Op zoek naar voedsel in Nijkerk tijdens de hongerwinter van 1944
Realisatie project:
Stichting Oud Nijkerk
Tijdsbestek: september 1944 tot april 1945
Locatie: Nijkerk, Gelderland
Aantal interviews: 10
Thematische collectie: Erfgoed van de Oorlog
DANS: https://doi.org/10.17026/dans-xzg-su4c
Een enkel interviews te zien via:
Tijdens de Tweede Wereldoorlog was de Gelderse plaats Nijkerk een kleine, overwegend christelijke gemeenschap van ongeveer elfduizend inwoners.
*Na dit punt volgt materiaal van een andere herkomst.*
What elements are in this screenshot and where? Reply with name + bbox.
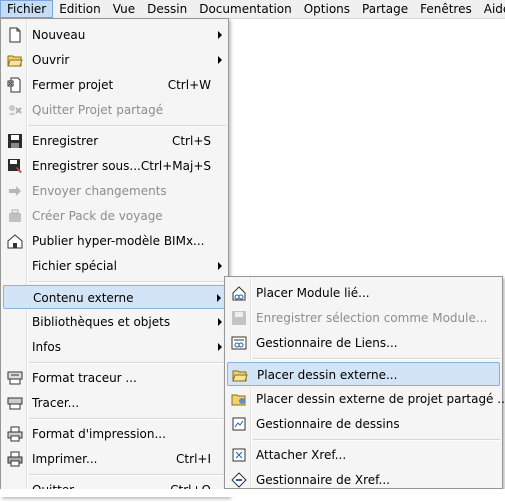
menu-separator [29,281,226,283]
shortcut-label: Ctrl+S [171,134,211,148]
menu-item-label: Infos [32,340,61,354]
menu-item-placer-module-lie[interactable]: Placer Module lié... [227,281,500,305]
menu-item-label: Enregistrer sélection comme Module... [256,311,488,325]
menu-item-label: Placer Module lié... [256,286,370,300]
menu-fichier[interactable]: Fichier [0,0,54,18]
save-as-icon [7,158,23,174]
menu-item-label: Bibliothèques et objets [32,315,171,329]
menu-separator [29,362,226,364]
menu-separator [253,439,500,441]
shared-drawing-icon [231,391,247,407]
shortcut-label: Ctrl+Maj+S [140,159,211,173]
menu-item-contenu-externe[interactable]: Contenu externe [3,285,226,309]
link-manager-icon [231,335,247,351]
menu-separator [29,474,226,476]
menu-item-label: Enregistrer sous... [32,159,141,173]
menu-item-publier-hyper-modele-bimx[interactable]: Publier hyper-modèle BIMx... [3,229,226,253]
menu-item-label: Tracer... [32,396,80,410]
menu-vue[interactable]: Vue [107,0,141,18]
menu-item-creer-pack-de-voyage: Créer Pack de voyage [3,204,226,228]
menu-item-label: Format traceur ... [32,371,137,385]
menu-item-label: Publier hyper-modèle BIMx... [32,234,205,248]
save-module-icon [231,310,247,326]
submenu-arrow-icon [217,294,221,302]
menu-fenetres[interactable]: Fenêtres [414,0,478,18]
menu-edition[interactable]: Edition [53,0,107,18]
menu-separator [253,358,500,360]
place-drawing-icon [232,367,248,383]
shortcut-label: Ctrl+I [176,452,211,466]
menu-item-tracer[interactable]: Tracer... [3,391,226,415]
menu-item-bibliotheques-et-objets[interactable]: Bibliothèques et objets [3,310,226,334]
menu-item-placer-dessin-externe-de-projet-partage[interactable]: Placer dessin externe de projet partagé … [227,387,505,411]
open-folder-icon [7,52,23,68]
menu-dessin[interactable]: Dessin [141,0,193,18]
menu-item-label: Ouvrir [32,53,70,67]
plotter-setup-icon [7,370,23,386]
hotlink-module-icon [231,285,247,301]
menu-item-label: Placer dessin externe de projet partagé … [256,392,505,406]
plotter-icon [7,395,23,411]
save-icon [7,133,23,149]
send-changes-icon [7,183,23,199]
xref-manager-icon [231,472,247,488]
submenu-arrow-icon [218,31,222,39]
menu-partage[interactable]: Partage [356,0,414,18]
submenu-arrow-icon [218,343,222,351]
menu-item-envoyer-changements: Envoyer changements [3,179,226,203]
new-doc-icon [7,27,23,43]
file-menu: Nouveau Ouvrir Fermer projet Ctrl+W Quitter … [0,18,229,497]
menu-item-imprimer[interactable]: Imprimer... Ctrl+I [3,447,226,471]
menu-item-label: Imprimer... [32,452,98,466]
menu-item-label: Gestionnaire de dessins [256,417,400,431]
menu-item-label: Format d'impression... [32,427,166,441]
submenu-arrow-icon [218,318,222,326]
menu-item-label: Fichier spécial [32,259,117,273]
menu-item-label: Envoyer changements [32,184,167,198]
external-content-submenu: Placer Module lié... Enregistrer sélectio… [224,276,505,489]
menu-item-label: Créer Pack de voyage [32,209,163,223]
menu-item-format-traceur[interactable]: Format traceur ... [3,366,226,390]
menu-aide[interactable]: Aide [478,0,505,18]
window-bottom-strip [0,489,505,497]
menu-item-label: Contenu externe [33,291,134,305]
menu-documentation[interactable]: Documentation [193,0,298,18]
shortcut-label: Ctrl+W [167,78,211,92]
leave-shared-icon [7,102,23,118]
menu-item-label: Quitter Projet partagé [32,103,164,117]
menu-item-fichier-special[interactable]: Fichier spécial [3,254,226,278]
menu-item-gestionnaire-de-dessins[interactable]: Gestionnaire de dessins [227,412,500,436]
menu-item-label: Enregistrer [32,134,99,148]
menu-item-placer-dessin-externe[interactable]: Placer dessin externe... [227,362,500,386]
menu-bar: Fichier Edition Vue Dessin Documentation Opti… [0,0,505,19]
menu-options[interactable]: Options [298,0,356,18]
menu-item-infos[interactable]: Infos [3,335,226,359]
menu-item-label: Fermer projet [32,78,114,92]
menu-item-quitter-projet-partage: Quitter Projet partagé [3,98,226,122]
menu-item-label: Nouveau [32,28,86,42]
menu-item-enregistrer-sous[interactable]: Enregistrer sous... Ctrl+Maj+S [3,154,226,178]
menu-item-attacher-xref[interactable]: Attacher Xref... [227,443,500,467]
print-setup-icon [7,426,23,442]
menu-item-ouvrir[interactable]: Ouvrir [3,48,226,72]
menu-item-fermer-projet[interactable]: Fermer projet Ctrl+W [3,73,226,97]
travel-pack-icon [7,208,23,224]
close-project-icon [7,77,23,93]
menu-separator [29,125,226,127]
menu-separator [29,418,226,420]
xref-attach-icon [231,447,247,463]
menu-item-enregistrer[interactable]: Enregistrer Ctrl+S [3,129,226,153]
menu-item-label: Placer dessin externe... [257,368,398,382]
menu-item-gestionnaire-de-liens[interactable]: Gestionnaire de Liens... [227,331,500,355]
submenu-arrow-icon [218,56,222,64]
menu-item-format-d-impression[interactable]: Format d'impression... [3,422,226,446]
submenu-arrow-icon [218,262,222,270]
menu-item-nouveau[interactable]: Nouveau [3,23,226,47]
drawing-manager-icon [231,416,247,432]
menu-item-enregistrer-selection-comme-module: Enregistrer sélection comme Module... [227,306,500,330]
menu-item-label: Attacher Xref... [256,448,347,462]
bimx-icon [7,233,23,249]
printer-icon [7,451,23,467]
menu-item-label: Gestionnaire de Liens... [256,336,398,350]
De bewoners buiten de vesting leefden vooral van de landbouw. In september 1944 werd Nijkerk geconfronteerd met een grote stroom vluchtelingen uit de omgeving van Arnhem, dat in september als gevolg van de geallieerde luchtlandingsoperatie Market Garden vrijwel onbewoonbaar was geworden. Veel burgers vluchtten, al dan niet door de Duitsers gedwongen, naar veiliger plaatsen. In de winter van 1944-1945 werd Nijkerk ook door duizenden mensen uit de grote steden aangedaan die op hongertocht waren. Op de drukste dagen kwamen dagelijks soms rond de 20.000 mensen door Nijkerk.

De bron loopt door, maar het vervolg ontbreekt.